VILLEDIEU-LES-POELES, France – Nine enormous bronze bells have made their way on flatbed trucks from a Normandy foundry to what is hoped will be their home for centuries to come, Notre Dame Cathedral, helping the medieval edifice to rediscover its historical harmony.
The bells, named after saints and prominent Catholic figures, will be on display at the Paris cathedral from Saturday through Feb. 25. Then, they will be hoisted to its iconic twin towers, where they will replace older bells that became discordant.
The new bells are scheduled to ring for the first time March 23, in time for Palm Sunday and Easter week.
Eight of the nine new bells were cast in a foundry in the Normandy town of Villedieu-les-Poeles. The ninth -- a "bourdon," or Great Bell, named Marie -- was cast in the Netherlands and then sent to Normandy to join the others.

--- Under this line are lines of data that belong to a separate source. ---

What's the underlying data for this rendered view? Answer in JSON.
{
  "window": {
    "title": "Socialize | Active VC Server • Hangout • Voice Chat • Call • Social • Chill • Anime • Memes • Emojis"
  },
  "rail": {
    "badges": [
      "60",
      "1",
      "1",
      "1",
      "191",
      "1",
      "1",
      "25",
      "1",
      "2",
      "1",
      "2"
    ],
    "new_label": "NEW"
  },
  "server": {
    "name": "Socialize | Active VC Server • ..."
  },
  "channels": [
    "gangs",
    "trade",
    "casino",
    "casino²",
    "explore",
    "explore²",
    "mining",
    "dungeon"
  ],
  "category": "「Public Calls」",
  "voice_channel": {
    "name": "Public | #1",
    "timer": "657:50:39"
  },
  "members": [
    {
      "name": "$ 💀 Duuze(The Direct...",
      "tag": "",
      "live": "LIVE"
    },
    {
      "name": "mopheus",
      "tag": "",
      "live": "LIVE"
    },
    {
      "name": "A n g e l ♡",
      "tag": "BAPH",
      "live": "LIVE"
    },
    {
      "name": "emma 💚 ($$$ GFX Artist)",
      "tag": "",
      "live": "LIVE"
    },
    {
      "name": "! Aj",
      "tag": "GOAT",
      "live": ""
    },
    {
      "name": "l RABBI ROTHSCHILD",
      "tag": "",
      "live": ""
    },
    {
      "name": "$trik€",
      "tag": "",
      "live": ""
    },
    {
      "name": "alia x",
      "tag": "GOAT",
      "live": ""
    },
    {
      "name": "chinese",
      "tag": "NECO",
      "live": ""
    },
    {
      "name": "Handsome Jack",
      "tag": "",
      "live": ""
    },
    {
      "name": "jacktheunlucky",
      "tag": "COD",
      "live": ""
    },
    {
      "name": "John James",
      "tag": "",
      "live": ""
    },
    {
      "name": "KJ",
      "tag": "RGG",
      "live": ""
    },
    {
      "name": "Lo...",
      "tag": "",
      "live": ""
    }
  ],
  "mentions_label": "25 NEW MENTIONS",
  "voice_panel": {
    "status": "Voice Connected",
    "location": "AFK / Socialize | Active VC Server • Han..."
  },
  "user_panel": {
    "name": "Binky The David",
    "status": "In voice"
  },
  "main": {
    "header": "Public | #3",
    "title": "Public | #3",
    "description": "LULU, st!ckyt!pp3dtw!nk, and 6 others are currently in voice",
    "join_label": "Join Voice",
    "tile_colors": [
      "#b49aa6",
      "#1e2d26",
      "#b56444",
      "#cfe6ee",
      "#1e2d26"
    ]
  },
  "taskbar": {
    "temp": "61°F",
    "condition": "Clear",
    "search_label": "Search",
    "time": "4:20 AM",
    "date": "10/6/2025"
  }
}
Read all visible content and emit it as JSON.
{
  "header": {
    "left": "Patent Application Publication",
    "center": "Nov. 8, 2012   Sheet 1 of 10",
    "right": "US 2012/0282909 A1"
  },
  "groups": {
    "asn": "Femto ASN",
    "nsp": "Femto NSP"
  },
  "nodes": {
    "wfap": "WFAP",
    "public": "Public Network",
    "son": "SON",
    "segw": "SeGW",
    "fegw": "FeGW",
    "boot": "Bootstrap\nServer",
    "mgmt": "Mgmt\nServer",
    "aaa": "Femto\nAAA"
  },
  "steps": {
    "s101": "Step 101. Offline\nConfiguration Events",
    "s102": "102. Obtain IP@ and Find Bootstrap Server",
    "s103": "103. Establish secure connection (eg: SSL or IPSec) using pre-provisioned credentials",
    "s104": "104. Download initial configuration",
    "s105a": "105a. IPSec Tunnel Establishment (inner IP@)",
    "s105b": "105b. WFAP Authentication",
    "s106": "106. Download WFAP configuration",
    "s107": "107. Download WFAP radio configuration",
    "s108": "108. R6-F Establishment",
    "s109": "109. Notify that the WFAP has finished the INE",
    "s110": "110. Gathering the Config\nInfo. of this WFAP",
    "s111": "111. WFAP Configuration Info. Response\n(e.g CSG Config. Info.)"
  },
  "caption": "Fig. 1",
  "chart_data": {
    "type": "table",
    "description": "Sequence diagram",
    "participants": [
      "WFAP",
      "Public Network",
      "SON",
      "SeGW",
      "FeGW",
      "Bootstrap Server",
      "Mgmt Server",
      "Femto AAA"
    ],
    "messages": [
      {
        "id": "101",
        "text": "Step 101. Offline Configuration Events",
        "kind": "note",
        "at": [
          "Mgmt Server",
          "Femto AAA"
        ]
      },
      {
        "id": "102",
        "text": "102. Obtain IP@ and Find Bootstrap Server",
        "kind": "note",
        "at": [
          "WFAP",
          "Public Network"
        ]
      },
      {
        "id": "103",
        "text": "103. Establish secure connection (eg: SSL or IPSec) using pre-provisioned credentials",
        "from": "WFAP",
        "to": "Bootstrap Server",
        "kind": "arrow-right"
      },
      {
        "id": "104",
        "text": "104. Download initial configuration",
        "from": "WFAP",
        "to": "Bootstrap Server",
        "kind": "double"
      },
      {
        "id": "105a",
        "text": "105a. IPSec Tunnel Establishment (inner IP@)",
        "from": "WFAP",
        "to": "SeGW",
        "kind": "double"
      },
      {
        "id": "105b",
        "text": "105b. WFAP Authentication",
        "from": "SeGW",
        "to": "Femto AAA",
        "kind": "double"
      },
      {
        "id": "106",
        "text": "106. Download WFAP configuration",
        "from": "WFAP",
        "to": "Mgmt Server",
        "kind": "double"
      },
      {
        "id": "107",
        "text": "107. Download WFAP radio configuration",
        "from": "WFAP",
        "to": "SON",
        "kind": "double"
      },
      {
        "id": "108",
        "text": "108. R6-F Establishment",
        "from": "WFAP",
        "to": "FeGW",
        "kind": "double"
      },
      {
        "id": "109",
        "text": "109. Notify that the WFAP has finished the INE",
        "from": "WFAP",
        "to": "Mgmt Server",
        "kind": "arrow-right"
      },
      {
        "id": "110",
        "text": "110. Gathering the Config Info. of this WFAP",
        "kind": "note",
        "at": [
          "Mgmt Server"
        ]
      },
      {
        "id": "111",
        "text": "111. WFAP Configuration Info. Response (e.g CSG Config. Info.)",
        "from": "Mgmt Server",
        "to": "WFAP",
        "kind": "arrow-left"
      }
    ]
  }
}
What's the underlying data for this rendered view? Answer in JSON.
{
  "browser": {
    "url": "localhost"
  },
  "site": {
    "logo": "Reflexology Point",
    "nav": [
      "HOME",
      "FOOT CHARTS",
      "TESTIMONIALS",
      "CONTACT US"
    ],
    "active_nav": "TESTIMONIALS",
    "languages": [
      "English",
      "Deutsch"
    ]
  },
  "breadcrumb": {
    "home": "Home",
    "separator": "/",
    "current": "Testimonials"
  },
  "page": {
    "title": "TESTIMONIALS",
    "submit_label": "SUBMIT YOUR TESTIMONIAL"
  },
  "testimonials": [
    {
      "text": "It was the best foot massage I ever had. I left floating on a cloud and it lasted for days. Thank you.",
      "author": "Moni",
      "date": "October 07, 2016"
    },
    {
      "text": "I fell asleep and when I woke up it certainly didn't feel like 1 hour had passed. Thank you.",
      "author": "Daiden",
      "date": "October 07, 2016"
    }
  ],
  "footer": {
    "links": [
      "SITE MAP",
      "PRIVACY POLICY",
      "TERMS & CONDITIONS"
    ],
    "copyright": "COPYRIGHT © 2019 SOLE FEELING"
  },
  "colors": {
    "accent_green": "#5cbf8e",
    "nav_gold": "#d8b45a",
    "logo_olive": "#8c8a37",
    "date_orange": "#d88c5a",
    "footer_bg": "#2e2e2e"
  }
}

The president of the foundry rang the bells, to the cheers of onlookers, before the nine new bells were sent on a convoy of trucks Thursday from Villedieu-les-Poeles to Paris.
They are joining the cathedral's oldest surviving bell, a Great Bell named Emmanuel, to restore the 10-bell harmony originally conceived for Notre Dame's bell towers.
The old bells, which dated from different periods throughout Notre Dame's history, were out of tune with each other and with Emmanuel, which has hung in the cathedral since the 17th century, according to cathedral officials.
So the diocese decided to have new ones cast as part of celebrations marking 850 years since the beginning of the cathedral's construction in 1163. It took nearly 90 years to build.
The arrival of the bells "is historic precisely because since the 18th century, we haven't experienced such an event," the cathedral's rector, Patrick Jacquin, told Associated Press Television News.
"During the French Revolution, they (the bells) were all brought down and broken except the great bell, Emmanuel, which is here and four other bells that were recast in the middle of the 19th century .... This will complete in a definitive manner the entire set of 10 bells as conceived ... in the Middle Ages."
The euro2 million ($2.7 million) bell-casting project was funded by donations, cathedral officials say.
"Historically the idea of this project was to recreate the old bells of Notre Dame in terms of power, in terms of tune, which means that there will be again 10 bells ringing into the cathedral as it used to be in the Middle Ages and up until the French Revolution," said Paul Bergamo, president of the Cornille-Havard Foundry in Villedieu-les-Poeles.
One of the new bells was named Jean-Marie, after Cardinal Jean-Marie Lustiger, a Jewish-born convert to Catholicism whose mother was killed at the Auschwitz death camp and who later worked to reconcile Catholics and Jews. Lustiger was archbishop of Paris from 1981 to 2005; Jean-Marie was the name he adopted when he converted to Catholicism.
"This is a wonderful return to history and at the same time an extraordinary leap forward because it means that with these bells we are going to endure for the centuries to come," the rector said.